If the image of the point $$P(1 , 2, a)$$ in the line $$ \frac{x-6}{3} = \frac{y - 7}{2} = \frac{7 -z}{2}$$ is $$Q(5, b, c)$$, then $$ a^{2}+b^{2}+c^{2}$$ is equal to

We need to find $$a^2 + b^2 + c^2$$ where the image of $$P(1, 2, a)$$ in the line $$\frac{x-6}{3} = \frac{y-7}{2} = \frac{7-z}{2}$$ is $$Q(5, b, c)$$.

Rewrite the line in standard form.

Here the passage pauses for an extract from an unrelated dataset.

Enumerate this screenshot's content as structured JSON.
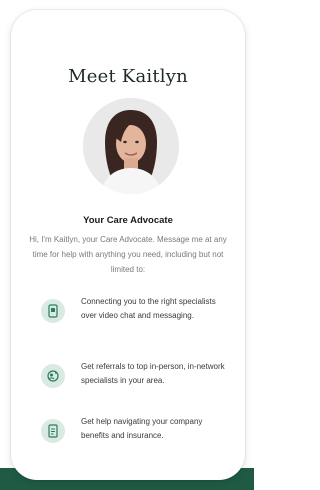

Note $$\frac{7-z}{2} = \frac{z-7}{-2}$$, so the line is:

$$\frac{x-6}{3} = \frac{y-7}{2} = \frac{z-7}{-2}$$

Its direction vector is $$\vec{d} = (3, 2, -2)$$ and a point on the line is $$(6, 7, 7)$$.

For Q to be the image of P, the midpoint $$M = \frac{P+Q}{2}$$ must lie on the line, and $$\vec{PQ}$$ must be perpendicular to $$\vec{d}$$. The midpoint is $$M = \left(\frac{1+5}{2}, \frac{2+b}{2}, \frac{a+c}{2}\right) = \left(3, \frac{2+b}{2}, \frac{a+c}{2}\right)$$.

The condition that M lies on the line gives:
$$\frac{3-6}{3} = \frac{\frac{2+b}{2} - 7}{2} = \frac{\frac{a+c}{2} - 7}{-2}.$$
Since $$\frac{-3}{3} = -1$$, we have
$$\frac{\frac{2+b}{2} - 7}{2} = -1 \implies \frac{2+b}{2} - 7 = -2 \implies \frac{2+b}{2} = 5 \implies b = 8,$$
and
$$\frac{\frac{a+c}{2} - 7}{-2} = -1 \implies \frac{a+c}{2} - 7 = 2 \implies \frac{a+c}{2} = 9 \implies a + c = 18 \quad\text{...(i)}.$$

The vector $$\vec{PQ} = (5-1, 8-2, c-a) = (4, 6, c-a)$$ must be perpendicular to $$\vec{d} = (3, 2, -2)$$. Thus,
$$\vec{PQ} \cdot \vec{d} = 12 + 12 - 2(c-a) = 0 \implies 24 = 2(c-a) \implies c - a = 12 \quad\text{...(ii)}.$$

Solving (i) and (ii) together, $$a + c = 18$$ and $$c - a = 12$$, we add to get $$2c = 30 \implies c = 15$$, and hence $$a = 3$$.

Finally, the required sum is
$$a^2 + b^2 + c^2 = 9 + 64 + 225 = 298.$$

The correct answer is Option (2): 298.